Black will remain involved with the museum as a trustee.

Marie-Josée Kravis and Henry Kravis at MoMA in 2018. Photo by Paul Bruinooge/Patrick McMullan via Getty Images.
Marie-Josée Kravis and Henry Kravis at MoMA in 2018. Photo by Paul Bruinooge/Patrick McMullan via Getty Images.

After months of mounting pressure and official news that embattled Museum of Modern Art board chair Leon Black would not seek re-election, the board has unanimously elected former longtime president Marie-Josée Kravis to replace him.

Kravis has a long history with the museum, having been a board member since 1994. She served as president from 2005 to 2018, and has been an active member of the executive, finance, capital, and painting and sculpture committees, as well as the chairman’s council.

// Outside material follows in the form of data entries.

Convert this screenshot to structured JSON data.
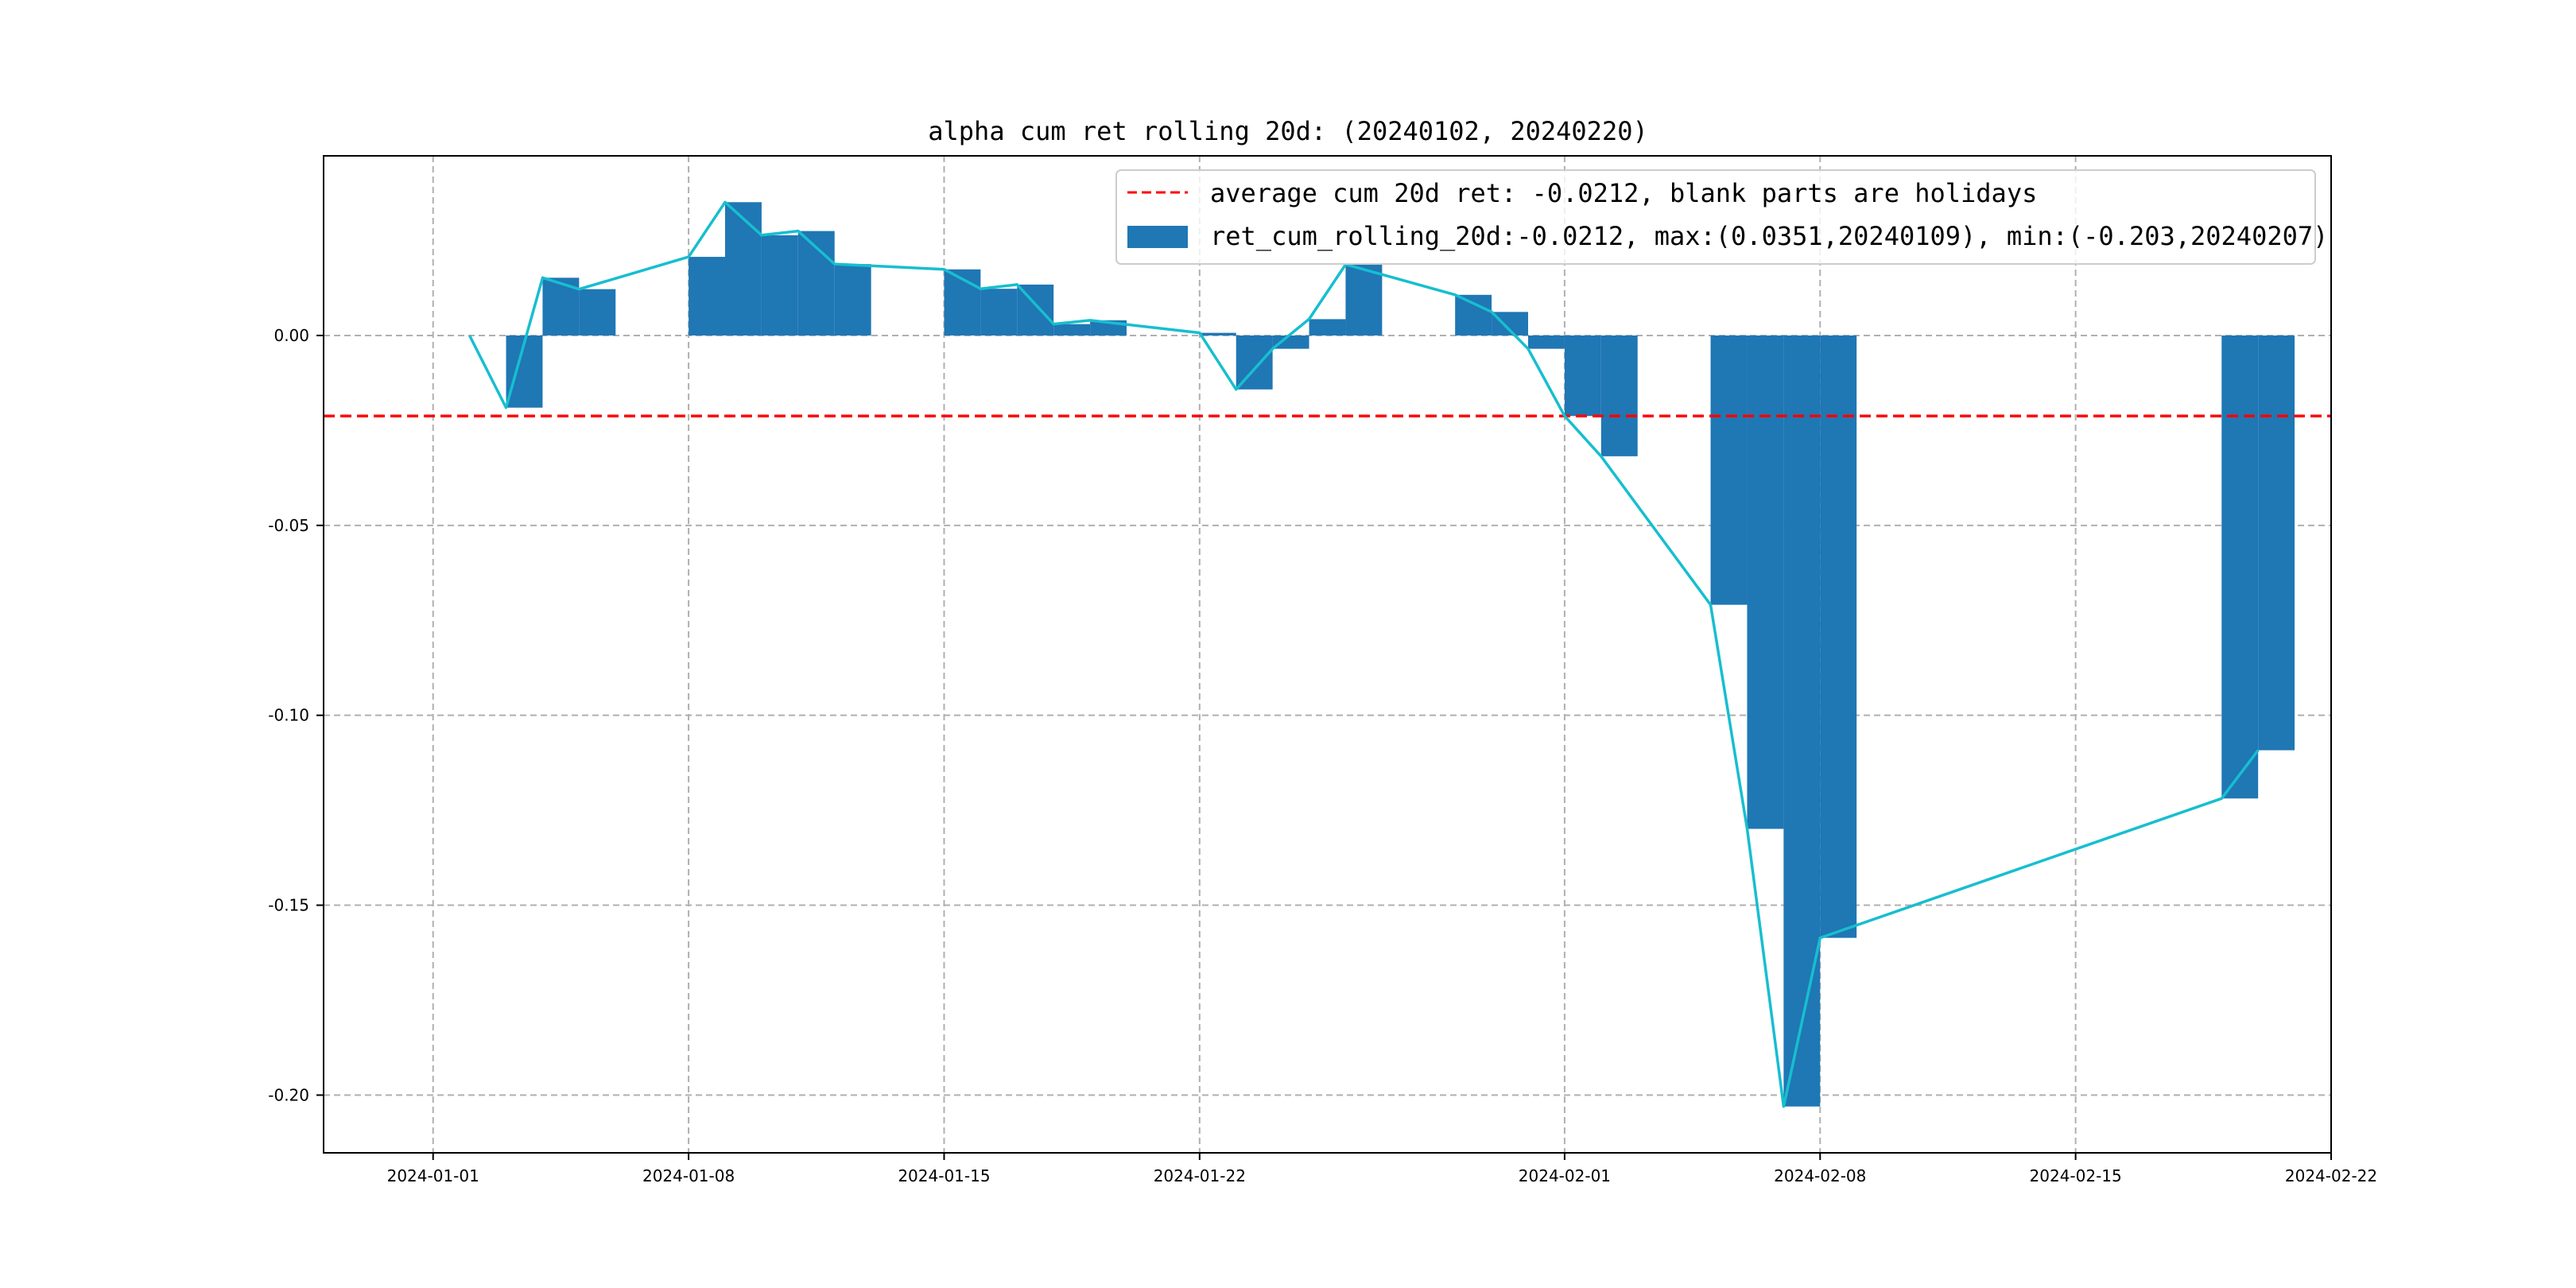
{
  "chart_data": {
    "type": "bar",
    "title": "alpha cum ret rolling 20d: (20240102, 20240220)",
    "xlabel": "",
    "ylabel": "",
    "x_range": [
      "2023-12-29",
      "2024-02-22"
    ],
    "ylim": [
      -0.2152,
      0.0473
    ],
    "grid": true,
    "legend_placement": "top-right",
    "x_ticks": [
      "2024-01-01",
      "2024-01-08",
      "2024-01-15",
      "2024-01-22",
      "2024-02-01",
      "2024-02-08",
      "2024-02-15",
      "2024-02-22"
    ],
    "y_ticks": [
      0.0,
      -0.05,
      -0.1,
      -0.15,
      -0.2
    ],
    "y_tick_labels": [
      "0.00",
      "-0.05",
      "-0.10",
      "-0.15",
      "-0.20"
    ],
    "dates": [
      "2024-01-02",
      "2024-01-03",
      "2024-01-04",
      "2024-01-05",
      "2024-01-08",
      "2024-01-09",
      "2024-01-10",
      "2024-01-11",
      "2024-01-12",
      "2024-01-15",
      "2024-01-16",
      "2024-01-17",
      "2024-01-18",
      "2024-01-19",
      "2024-01-22",
      "2024-01-23",
      "2024-01-24",
      "2024-01-25",
      "2024-01-26",
      "2024-01-29",
      "2024-01-30",
      "2024-01-31",
      "2024-02-01",
      "2024-02-02",
      "2024-02-05",
      "2024-02-06",
      "2024-02-07",
      "2024-02-08",
      "2024-02-19",
      "2024-02-20"
    ],
    "values": [
      0.0,
      -0.019,
      0.0152,
      0.0122,
      0.0207,
      0.0351,
      0.0264,
      0.0275,
      0.0188,
      0.0174,
      0.0123,
      0.0134,
      0.003,
      0.004,
      0.0007,
      -0.0142,
      -0.0035,
      0.0043,
      0.0187,
      0.0107,
      0.0062,
      -0.0035,
      -0.0212,
      -0.0318,
      -0.0709,
      -0.1299,
      -0.203,
      -0.1586,
      -0.1219,
      -0.1092
    ],
    "series": [
      {
        "name": "ret_cum_rolling_20d:-0.0212, max:(0.0351,20240109), min:(-0.203,20240207)",
        "kind": "bar",
        "color": "#1f77b4"
      },
      {
        "name": "",
        "kind": "line",
        "color": "#17becf"
      }
    ],
    "reference_line": {
      "value": -0.0212,
      "color": "#ff0000",
      "style": "dashed",
      "label": "average cum 20d ret: -0.0212, blank parts are holidays"
    }
  }
}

“Marie-Josée will be an outstanding chairperson of MoMA,” Leon Black told Artnet News in a statement. “Her leadership and love of the arts combined with her sound understanding of finance and philanthropy will be critical to the continued success of MoMA as one of New York’s and the world’s most important cultural institutions. We are truly fortunate to have her as the next chairperson, and I’ll do all that I can to support her in this role.”

Black, who held the position for three years starting in June 2018, came under fire for his ties to convicted pedophile Jeffrey Epstein, who died by suicide in a Brooklyn jail in August 2019.

Investigators discovered that Black funneled hundreds of millions of dollars in payments and charitable donations to entities associated with Epstein over the course of their friendship.

Though Black agreed to step back from his role as head of his financial asset firm, Apollo, in late March, he retained his title at MoMA despite demands from artists, activists and others that he resign.

In late March, Black told colleagues he would not seek re-election.

Asked if Black will still remain involved with the museum, a MoMA spokesperson confirmed he would stay on as a trustee.

Just two days ago, the New York Post reported that Black “may have maneuvered to enhance his clout on the board of Apollo Global Management ahead of a surprise January 25 announcement that he was stepping down as CEO.”

The report cited “a series of moves that are only now being questioned by some within the company.”

Among those moves was the addition to the company of two independent directors: Siddhartha Mukherjee and Pamela Joyner.

Mukherjee, a physicist and scientist, is married to artist Sarah Sze, whom has been commissioned by Black and his wife to execute private commissions.

Joyner, a longtime collector who is especially invested in art by contemporary Black artists, recently gave a landmark gift to the San Francisco Museum of Modern Art.

MoMA also announced that Ronnie Heyman, formerly president and a trustee, has been re-elected president.